The City of Mirrors (The Passage 3)
“I’ve got you!” Peter yelled. “Hold on!”
Peter had him by the wrist. Jock’s feet were inches from the edge.
“Find something to grip,” Peter said.
“There’s nothing!”
Peter didn’t know how much longer he could hold him. “Foto, can you pull us up?”
“You’re too heavy!”
“Tie it off and get down here with some brackets.”
A small crowd had gathered on the street. Many were pointing upward. The distance to the ground had enlarged, becoming an infinite space that would swallow them whole. A few seconds passed; then Foto was moving across the cleat above them.
“What do you want me to do?”
Peter said, “Jock, there’s a small lip at the edge just below you. Try to find it with your feet.”
“It’s not there!”
“Yes, it is—I’m looking right at it.”
A moment later, Jock said, “Okay, got it.”
“Take a deep breath, okay? I’m going to have to let you go for a second.”
Jock tightened his grip on Peter’s wrist. “Are you kidding me?”
“I can’t get you up unless I do. Just lie still. I guarantee, the lip will hold you if you don’t move.”
The man had no choice. Slowly he released his grip.
“Foto, toss me a bracket.”
Peter caught it with his free hand, wedged it under a seam in the tiles, removed a nail from his tool belt, and pressed it into the gap until it bit. Three strokes of the mallet drove it home. He set the second nail, then lowered himself a few feet.
“Toss me another.”
“Please,” Jock moaned, “hurry.”
“Deep breaths. This will all be over in a minute.”
Peter set three more brackets in place. “Okay, carefully reach up and to your left. Got it?”
Jock’s hand gripped the bracket. “Yeah. Jesus.”
“Now pull yourself up to the next one.

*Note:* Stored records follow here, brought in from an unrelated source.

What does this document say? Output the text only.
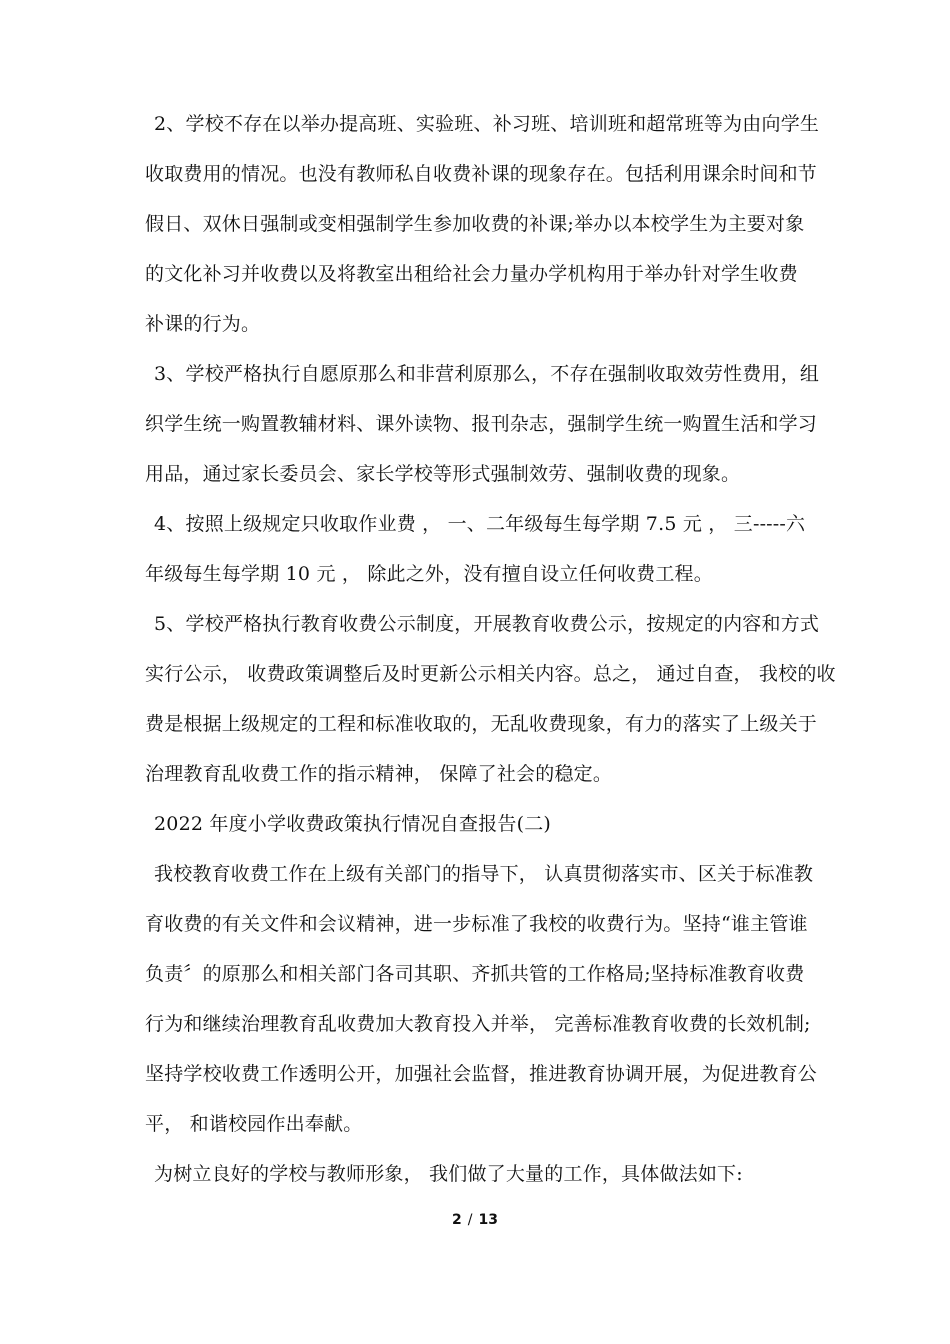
2、学校不存在以举办提高班、实验班、补习班、培训班和超常班等为由向学生
收取费用的情况。也没有教师私自收费补课的现象存在。包括利用课余时间和节
假日、双休日强制或变相强制学生参加收费的补课;举办以本校学生为主要对象
的文化补习并收费以及将教室出租给社会力量办学机构用于举办针对学生收费
补课的行为。
3、学校严格执行自愿原那么和非营利原那么，不存在强制收取效劳性费用，组
织学生统一购置教辅材料、课外读物、报刊杂志，强制学生统一购置生活和学习
用品，通过家长委员会、家长学校等形式强制效劳、强制收费的现象。
4、按照上级规定只收取作业费 ， 一、二年级每生每学期 7.5 元 ， 三-----六
年级每生每学期 10 元 ， 除此之外，没有擅自设立任何收费工程。
5、学校严格执行教育收费公示制度，开展教育收费公示，按规定的内容和方式
实行公示， 收费政策调整后及时更新公示相关内容。总之， 通过自查， 我校的收
费是根据上级规定的工程和标准收取的，无乱收费现象，有力的落实了上级关于
治理教育乱收费工作的指示精神， 保障了社会的稳定。
2022 年度小学收费政策执行情况自查报告(二)
我校教育收费工作在上级有关部门的指导下， 认真贯彻落实市、区关于标准教
育收费的有关文件和会议精神，进一步标准了我校的收费行为。坚持“谁主管谁
负责〞的原那么和相关部门各司其职、齐抓共管的工作格局;坚持标准教育收费
行为和继续治理教育乱收费加大教育投入并举， 完善标准教育收费的长效机制;
坚持学校收费工作透明公开，加强社会监督，推进教育协调开展，为促进教育公
平， 和谐校园作出奉献。
为树立良好的学校与教师形象， 我们做了大量的工作，具体做法如下:
2 / 13
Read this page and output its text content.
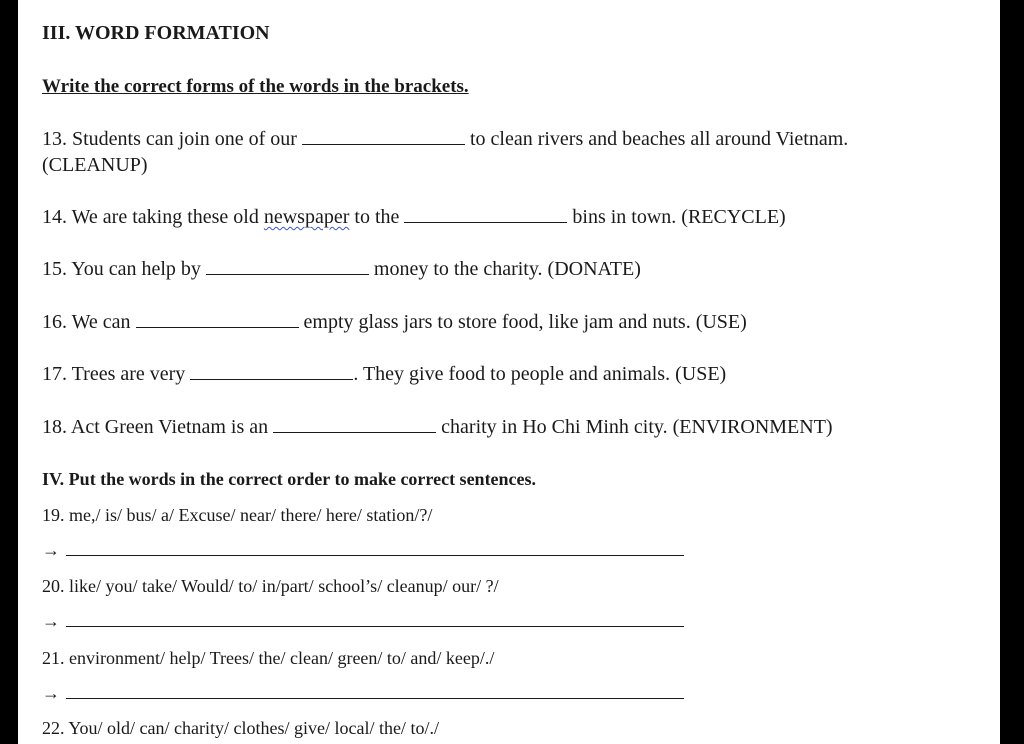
III. WORD FORMATION
Write the correct forms of the words in the brackets.
13. Students can join one of our	to clean rivers and beaches all around Vietnam.
(CLEANUP)
14. We are taking these old newspaper to the	bins in town. (RECYCLE)
15. You can help by	money to the charity. (DONATE)
16. We can	empty glass jars to store food, like jam and nuts. (USE)
17. Trees are very	. They give food to people and animals. (USE)
18. Act Green Vietnam is an	charity in Ho Chi Minh city. (ENVIRONMENT)
IV. Put the words in the correct order to make correct sentences.
19. me,/ is/ bus/ a/ Excuse/ near/ there/ here/ station/?/
→
20. like/ you/ take/ Would/ to/ in/part/ school’s/ cleanup/ our/ ?/
→
21. environment/ help/ Trees/ the/ clean/ green/ to/ and/ keep/./
→
22. You/ old/ can/ charity/ clothes/ give/ local/ the/ to/./
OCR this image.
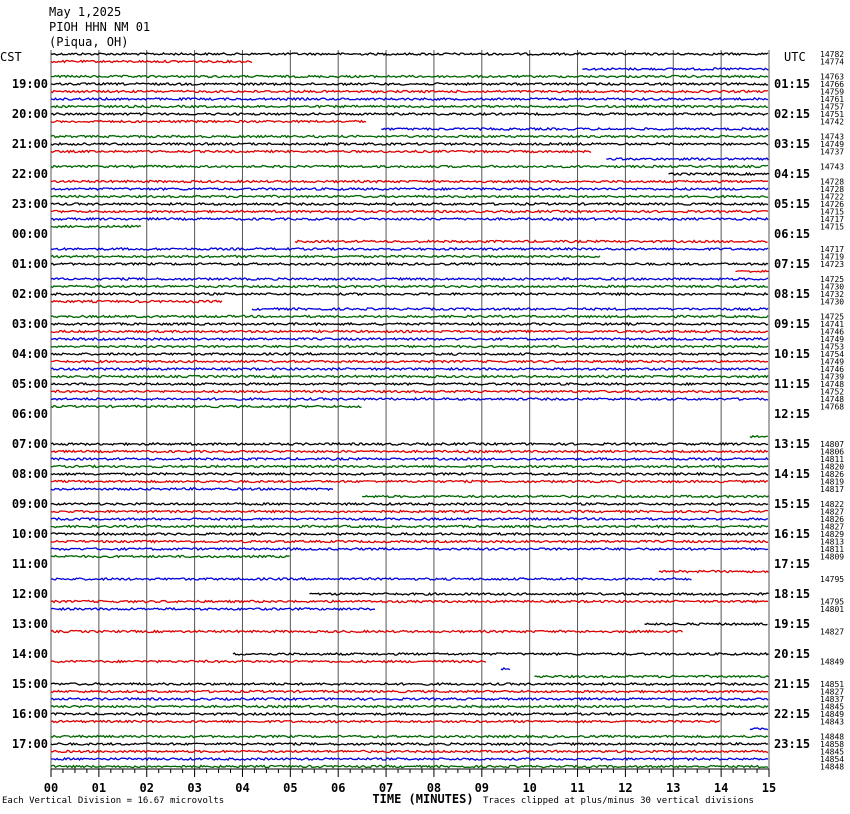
May 1,2025
PIOH HHN NM 01
(Piqua, OH)
CST	UTC
19:00
20:00
21:00
22:00
23:00
00:00
01:00
02:00
03:00
04:00
05:00
06:00
07:00
08:00
09:00
10:00
11:00
12:00
13:00
14:00
15:00
16:00
17:00
01:15
02:15
03:15
04:15
05:15
06:15
07:15
08:15
09:15
10:15
11:15
12:15
13:15
14:15
15:15
16:15
17:15
18:15
19:15
20:15
21:15
22:15
23:15
14782
14774
14763
14766
14759
14761
14757
14751
14742
14743
14749
14737
14743
14728
14728
14722
14726
14715
14717
14715
14717
14719
14723
14725
14730
14732
14730
14725
14741
14746
14749
14753
14754
14749
14746
14739
14748
14752
14748
14768
14807
14806
14811
14820
14826
14819
14817
14822
14827
14826
14827
14829
14813
14811
14809
14795
14795
14801
14827
14849
14851
14827
14837
14845
14849
14843
14848
14858
14845
14854
14848
00	01	02	03	04	05	06	07	08	09	10	11	12	13	14	15
TIME (MINUTES)
Each Vertical Division = 16.67 microvolts	Traces clipped at plus/minus 30 vertical divisions
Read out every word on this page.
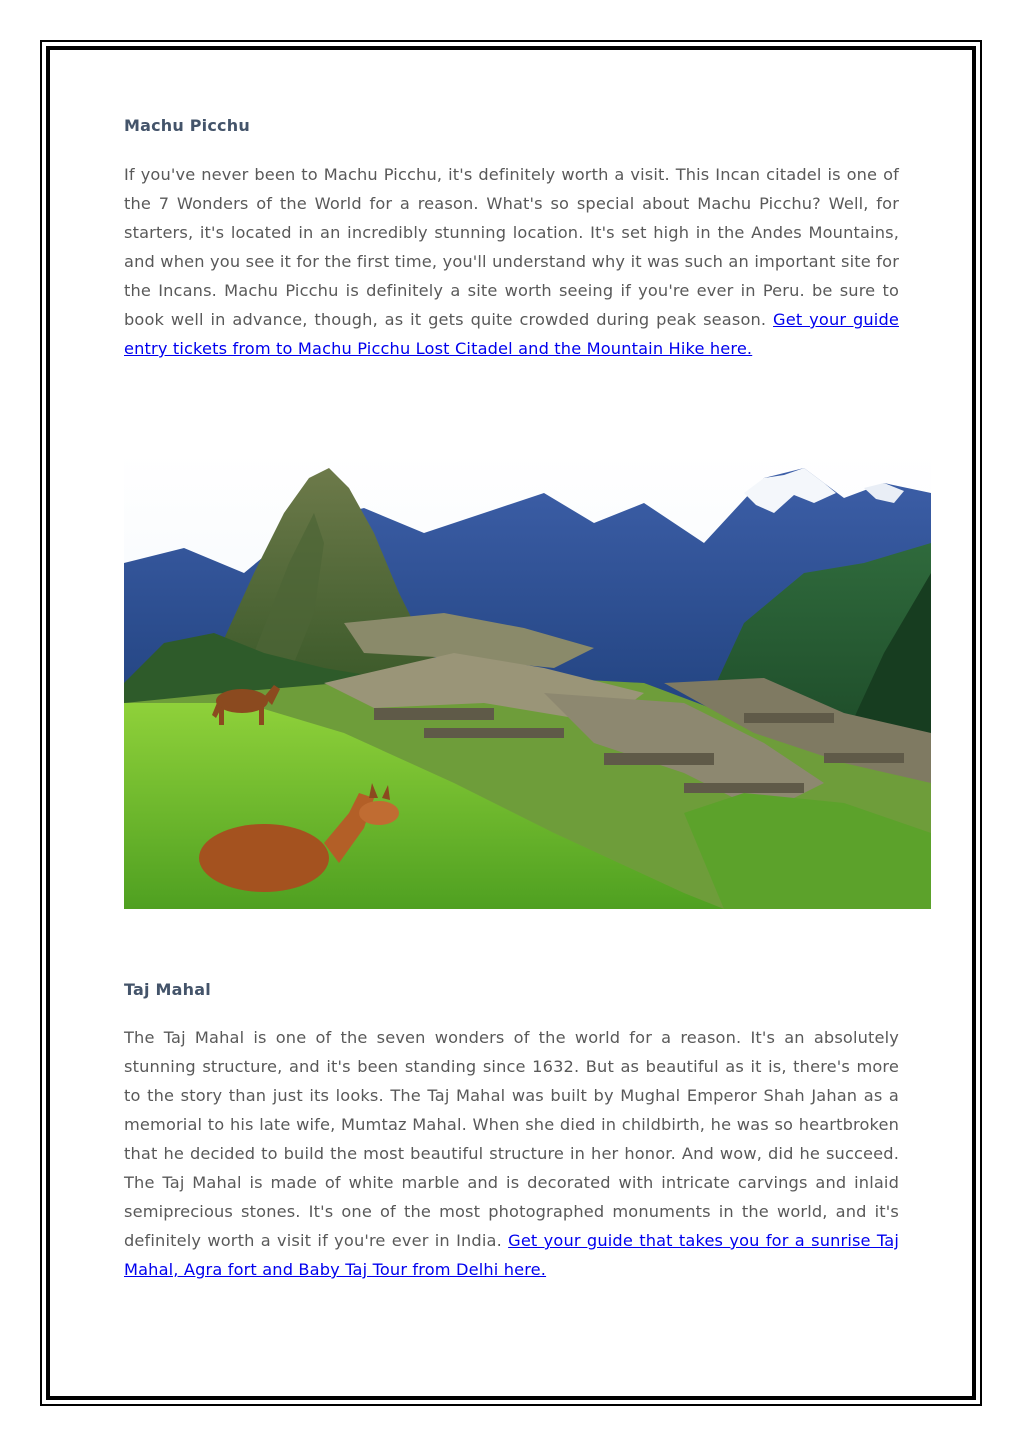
Machu Picchu

If you've never been to Machu Picchu, it's definitely worth a visit. This Incan citadel is one of the 7 Wonders of the World for a reason. What's so special about Machu Picchu? Well, for starters, it's located in an incredibly stunning location. It's set high in the Andes Mountains, and when you see it for the first time, you'll understand why it was such an important site for the Incans. Machu Picchu is definitely a site worth seeing if you're ever in Peru. be sure to book well in advance, though, as it gets quite crowded during peak season. Get your guide entry tickets from to Machu Picchu Lost Citadel and the Mountain Hike here.

Taj Mahal

The Taj Mahal is one of the seven wonders of the world for a reason. It's an absolutely stunning structure, and it's been standing since 1632. But as beautiful as it is, there's more to the story than just its looks. The Taj Mahal was built by Mughal Emperor Shah Jahan as a memorial to his late wife, Mumtaz Mahal. When she died in childbirth, he was so heartbroken that he decided to build the most beautiful structure in her honor. And wow, did he succeed. The Taj Mahal is made of white marble and is decorated with intricate carvings and inlaid semiprecious stones. It's one of the most photographed monuments in the world, and it's definitely worth a visit if you're ever in India. Get your guide that takes you for a sunrise Taj Mahal, Agra fort and Baby Taj Tour from Delhi here.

Take your time—there’s no hurry.”
Bracket by bracket, Jock ascended. Peter followed him up. Jock was sitting on the cleat, gulping water from a canteen. Peter crouched beside him.
“Okay?”
Jock nodded vaguely. His face was pale, his hands trembling.
“Just take a minute,” Peter said.
“Hell, take the whole day,” said Foto. “Take the rest of your life.”
Jock was staring into space. Though he wasn’t really seeing anything, Peter guessed.
“Try to relax,” Peter said.
Jock glanced down at Peter’s harness. “You weren’t clipped in?”
“There wasn’t time.”
“So you just…did all that. Holding the rope.”
“It worked, didn’t it?”
Jock looked away. “I thought I was dead for sure.”
—
“You know what gets me?” Foto said. “That little shit didn’t even thank you.”
They’d knocked off early; the two of them were sitting on the front steps, passing a flask. They’d seen the last of Jock; he’d turned in his tool belt and walked off.
“That was smart, with the brackets,” Foto continued. “I wouldn’t have thought of that.”
“You might have. I just got there first.”
“That kid is fucking lucky, is all I have to say. And look at you, not even rattled.”
It was true: he’d felt invincible, his mind perfectly focused, his thoughts clear as ice. In fact, there was no lip at the edge of the roof; the surface was perfectly smooth. I make you see the game the way I need you to.
Foto capped the flask and got to his feet. “So I guess I’ll see you tomorrow.”
“Actually, I think that’s it for me,” Peter said.
Foto stared at him, then gave a quiet chuckle. “Anybody else, I’d figure they were worried about getting killed. You’d probably like it if somebody fell every day so you could catch them. What will you do instead?”
“Somebody’s offered me a job. I thought I wasn’t interested, but maybe I am.”
The man nodded evenly. “Whatever it is, it’s got to be more interesting than this. It’s true what they say about you.” They shook hands. “Good luck to you, Jaxon.”
Peter watched him go, then walked to the capitol. As he entered Sanchez’s office, she glanced up from her papers.
“Mr. Jaxon. That was fast. I thought I was going to have to work a little harder.”